Sono dovuti intervenire i carabinieri forestali per salvare i sette asinelli che da tempo vivono in condizioni non adeguate in un terreno alla spalle della cittadina della riviera spezzina. Sette animali molto belli e sani nonostante tutto, ma che andrebbero curati meglio e soprattutto dovrebbero avere un tetto sulla testa, specie nel periodo invernale.
I militari hanno fatto un blitz nel terreno e li hanno trovati denutriti e allevati in condizioni inadeguate ed hanno multato il proprietario intimando di costruire un riparo e di provvedere alle condizioni degli asinelli per non vederseli sequestrare.
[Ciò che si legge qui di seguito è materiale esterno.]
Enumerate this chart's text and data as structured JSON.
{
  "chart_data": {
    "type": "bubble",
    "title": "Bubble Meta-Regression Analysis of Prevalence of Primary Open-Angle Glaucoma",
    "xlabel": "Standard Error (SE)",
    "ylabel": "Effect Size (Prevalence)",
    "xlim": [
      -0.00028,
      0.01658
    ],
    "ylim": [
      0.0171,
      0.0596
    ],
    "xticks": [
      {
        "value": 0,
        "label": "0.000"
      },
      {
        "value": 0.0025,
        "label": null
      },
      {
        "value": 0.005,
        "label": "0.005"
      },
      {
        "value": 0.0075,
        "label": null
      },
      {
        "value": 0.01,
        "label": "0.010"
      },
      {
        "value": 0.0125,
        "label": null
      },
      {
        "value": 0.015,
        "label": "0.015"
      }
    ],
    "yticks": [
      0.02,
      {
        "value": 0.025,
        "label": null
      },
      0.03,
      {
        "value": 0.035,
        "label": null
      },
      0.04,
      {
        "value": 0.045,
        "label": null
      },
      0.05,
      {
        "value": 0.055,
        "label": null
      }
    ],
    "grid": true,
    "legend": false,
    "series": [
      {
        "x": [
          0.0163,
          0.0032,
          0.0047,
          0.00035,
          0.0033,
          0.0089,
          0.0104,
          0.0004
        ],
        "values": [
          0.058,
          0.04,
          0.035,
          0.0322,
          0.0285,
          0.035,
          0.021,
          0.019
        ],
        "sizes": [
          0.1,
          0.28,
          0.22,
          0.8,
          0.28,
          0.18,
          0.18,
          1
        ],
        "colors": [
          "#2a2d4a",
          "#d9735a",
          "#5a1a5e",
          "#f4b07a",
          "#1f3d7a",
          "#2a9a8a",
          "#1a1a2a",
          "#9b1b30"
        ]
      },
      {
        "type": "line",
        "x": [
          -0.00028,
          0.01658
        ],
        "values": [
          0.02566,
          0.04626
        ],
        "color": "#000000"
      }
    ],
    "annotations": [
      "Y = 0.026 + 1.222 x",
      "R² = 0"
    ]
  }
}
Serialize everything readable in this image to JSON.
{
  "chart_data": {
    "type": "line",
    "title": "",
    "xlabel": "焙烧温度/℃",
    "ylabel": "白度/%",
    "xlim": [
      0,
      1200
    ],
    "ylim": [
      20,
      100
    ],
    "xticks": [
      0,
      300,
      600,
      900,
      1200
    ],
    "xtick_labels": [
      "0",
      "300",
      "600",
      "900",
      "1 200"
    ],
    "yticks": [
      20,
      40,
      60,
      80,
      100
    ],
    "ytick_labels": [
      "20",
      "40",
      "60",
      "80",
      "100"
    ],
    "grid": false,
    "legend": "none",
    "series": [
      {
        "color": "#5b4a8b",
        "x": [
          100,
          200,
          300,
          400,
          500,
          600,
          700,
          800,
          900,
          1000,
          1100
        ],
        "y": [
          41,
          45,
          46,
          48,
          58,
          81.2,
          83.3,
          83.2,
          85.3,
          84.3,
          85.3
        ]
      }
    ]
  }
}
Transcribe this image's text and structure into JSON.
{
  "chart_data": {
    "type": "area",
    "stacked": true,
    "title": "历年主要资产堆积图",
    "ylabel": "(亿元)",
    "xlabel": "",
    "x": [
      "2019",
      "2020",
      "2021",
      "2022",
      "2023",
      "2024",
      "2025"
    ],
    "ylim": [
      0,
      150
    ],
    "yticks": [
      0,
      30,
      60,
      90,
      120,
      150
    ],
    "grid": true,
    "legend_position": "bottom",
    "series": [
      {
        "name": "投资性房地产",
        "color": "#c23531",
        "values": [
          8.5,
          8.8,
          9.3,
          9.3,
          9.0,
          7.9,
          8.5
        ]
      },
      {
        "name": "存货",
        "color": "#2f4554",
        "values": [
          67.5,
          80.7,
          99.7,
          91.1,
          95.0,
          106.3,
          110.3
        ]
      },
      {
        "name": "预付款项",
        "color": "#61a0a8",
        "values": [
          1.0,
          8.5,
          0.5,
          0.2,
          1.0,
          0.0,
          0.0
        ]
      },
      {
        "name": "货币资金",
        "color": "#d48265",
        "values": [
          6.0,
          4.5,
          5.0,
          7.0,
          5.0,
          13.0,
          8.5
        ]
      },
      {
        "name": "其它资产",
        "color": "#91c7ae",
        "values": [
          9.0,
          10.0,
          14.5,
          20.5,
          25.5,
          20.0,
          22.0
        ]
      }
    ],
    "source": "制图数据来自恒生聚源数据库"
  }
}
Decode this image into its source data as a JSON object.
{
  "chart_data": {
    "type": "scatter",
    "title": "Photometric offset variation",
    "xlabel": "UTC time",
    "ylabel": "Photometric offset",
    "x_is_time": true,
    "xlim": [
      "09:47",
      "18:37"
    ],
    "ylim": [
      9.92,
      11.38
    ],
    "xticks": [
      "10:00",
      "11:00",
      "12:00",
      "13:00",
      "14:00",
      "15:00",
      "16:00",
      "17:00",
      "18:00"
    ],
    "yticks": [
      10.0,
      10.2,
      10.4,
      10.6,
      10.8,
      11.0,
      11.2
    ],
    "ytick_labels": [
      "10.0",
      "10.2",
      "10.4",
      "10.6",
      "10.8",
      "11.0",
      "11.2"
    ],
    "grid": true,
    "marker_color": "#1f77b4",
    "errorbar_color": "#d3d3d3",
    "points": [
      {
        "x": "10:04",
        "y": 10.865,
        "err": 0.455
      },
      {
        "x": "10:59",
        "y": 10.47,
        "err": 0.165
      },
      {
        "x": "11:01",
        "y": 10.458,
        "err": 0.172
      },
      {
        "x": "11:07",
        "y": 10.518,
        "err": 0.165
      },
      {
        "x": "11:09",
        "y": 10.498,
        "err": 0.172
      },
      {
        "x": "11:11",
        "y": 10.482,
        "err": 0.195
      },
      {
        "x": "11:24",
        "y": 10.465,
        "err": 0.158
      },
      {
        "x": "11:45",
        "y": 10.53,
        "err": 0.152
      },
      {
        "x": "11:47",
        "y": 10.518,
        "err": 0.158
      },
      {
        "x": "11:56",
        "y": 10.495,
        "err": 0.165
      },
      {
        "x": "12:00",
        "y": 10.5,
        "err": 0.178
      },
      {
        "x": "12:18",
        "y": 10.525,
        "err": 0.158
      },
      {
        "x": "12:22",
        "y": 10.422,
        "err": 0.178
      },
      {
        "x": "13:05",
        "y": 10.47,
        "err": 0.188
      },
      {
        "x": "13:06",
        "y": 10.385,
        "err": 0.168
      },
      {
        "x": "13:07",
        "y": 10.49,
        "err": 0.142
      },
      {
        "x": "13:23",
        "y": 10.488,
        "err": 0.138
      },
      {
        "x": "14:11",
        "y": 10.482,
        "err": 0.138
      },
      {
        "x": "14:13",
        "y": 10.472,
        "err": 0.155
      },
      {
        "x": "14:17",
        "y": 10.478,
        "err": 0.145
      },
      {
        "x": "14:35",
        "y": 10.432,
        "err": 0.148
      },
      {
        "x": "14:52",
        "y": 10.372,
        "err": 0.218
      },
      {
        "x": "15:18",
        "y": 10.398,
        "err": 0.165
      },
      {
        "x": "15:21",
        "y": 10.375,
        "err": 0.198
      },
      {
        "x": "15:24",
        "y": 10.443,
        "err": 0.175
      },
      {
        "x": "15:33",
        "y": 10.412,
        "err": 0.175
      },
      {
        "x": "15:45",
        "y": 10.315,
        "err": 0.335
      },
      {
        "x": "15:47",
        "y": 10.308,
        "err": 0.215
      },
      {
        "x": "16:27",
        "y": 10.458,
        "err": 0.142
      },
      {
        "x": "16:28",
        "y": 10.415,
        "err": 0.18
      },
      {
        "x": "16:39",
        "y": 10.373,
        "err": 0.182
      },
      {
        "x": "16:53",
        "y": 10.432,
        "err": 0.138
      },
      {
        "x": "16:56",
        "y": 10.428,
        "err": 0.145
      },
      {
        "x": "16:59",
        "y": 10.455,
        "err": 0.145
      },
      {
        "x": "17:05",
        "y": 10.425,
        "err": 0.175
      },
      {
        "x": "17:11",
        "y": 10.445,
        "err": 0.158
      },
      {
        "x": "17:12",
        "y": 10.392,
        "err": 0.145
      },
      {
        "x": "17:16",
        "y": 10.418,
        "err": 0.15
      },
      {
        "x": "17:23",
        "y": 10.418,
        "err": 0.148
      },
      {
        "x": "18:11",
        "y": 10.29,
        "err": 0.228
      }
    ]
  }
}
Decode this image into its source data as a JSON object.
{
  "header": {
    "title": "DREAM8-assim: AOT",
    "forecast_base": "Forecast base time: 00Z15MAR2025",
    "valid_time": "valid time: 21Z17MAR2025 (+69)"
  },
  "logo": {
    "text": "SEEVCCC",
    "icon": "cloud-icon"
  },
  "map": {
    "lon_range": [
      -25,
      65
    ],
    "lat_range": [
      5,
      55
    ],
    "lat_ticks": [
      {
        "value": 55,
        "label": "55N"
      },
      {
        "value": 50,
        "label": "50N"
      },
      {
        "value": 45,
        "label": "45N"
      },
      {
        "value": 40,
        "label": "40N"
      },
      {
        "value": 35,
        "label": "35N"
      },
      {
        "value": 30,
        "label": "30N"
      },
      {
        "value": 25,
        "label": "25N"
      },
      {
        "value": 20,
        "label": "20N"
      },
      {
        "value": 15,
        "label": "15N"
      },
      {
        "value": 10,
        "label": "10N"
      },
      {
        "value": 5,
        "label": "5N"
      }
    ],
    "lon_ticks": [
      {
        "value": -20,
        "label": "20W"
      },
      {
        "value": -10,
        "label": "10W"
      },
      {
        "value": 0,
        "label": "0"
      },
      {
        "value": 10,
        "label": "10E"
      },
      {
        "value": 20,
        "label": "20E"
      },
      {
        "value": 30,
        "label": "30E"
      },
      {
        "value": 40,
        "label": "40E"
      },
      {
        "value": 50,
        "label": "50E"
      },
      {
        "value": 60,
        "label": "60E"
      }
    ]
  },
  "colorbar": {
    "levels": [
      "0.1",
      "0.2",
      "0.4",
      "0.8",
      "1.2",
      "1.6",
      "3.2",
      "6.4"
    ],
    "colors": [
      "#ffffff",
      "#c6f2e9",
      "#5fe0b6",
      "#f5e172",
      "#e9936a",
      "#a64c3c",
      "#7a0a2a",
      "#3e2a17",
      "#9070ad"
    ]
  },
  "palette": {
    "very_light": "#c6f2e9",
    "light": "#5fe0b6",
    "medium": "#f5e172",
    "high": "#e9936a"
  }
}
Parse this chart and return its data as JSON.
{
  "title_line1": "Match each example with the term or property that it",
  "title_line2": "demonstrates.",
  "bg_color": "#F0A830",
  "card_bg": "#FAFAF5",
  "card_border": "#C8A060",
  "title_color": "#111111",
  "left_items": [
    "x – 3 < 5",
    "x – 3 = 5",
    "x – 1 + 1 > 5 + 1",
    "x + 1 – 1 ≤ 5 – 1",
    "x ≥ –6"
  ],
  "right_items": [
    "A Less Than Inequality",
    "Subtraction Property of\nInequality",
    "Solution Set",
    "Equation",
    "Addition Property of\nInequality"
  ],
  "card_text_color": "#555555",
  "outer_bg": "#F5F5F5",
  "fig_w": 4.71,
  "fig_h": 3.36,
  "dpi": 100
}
Un intervento richiesto da diverso tempo dai residenti e visitatori di passaggio, preoccupati per le condizioni di salute degli animali e per il “ragliare” notturno, forse un estremo tentativo per attirare l’attenzione.
Ora i ciuchini sono stati rifocillati e verranno controllati a più riprese per verificare che il proprietario tenga fede alle promesse e che migliori le loro condizioni di vita.
Dovrà rimuovere il materiale raccolto in tanti anni e costruire un riparo per la notte per gli asinelli che, quantomeno in inverno, non possono dormire all’aperto.
Vigileranno gli animalisti che non vorrebbero veder portar via gli animali ma che non possono nemmeno tacere sulle loro eventuali sofferenze.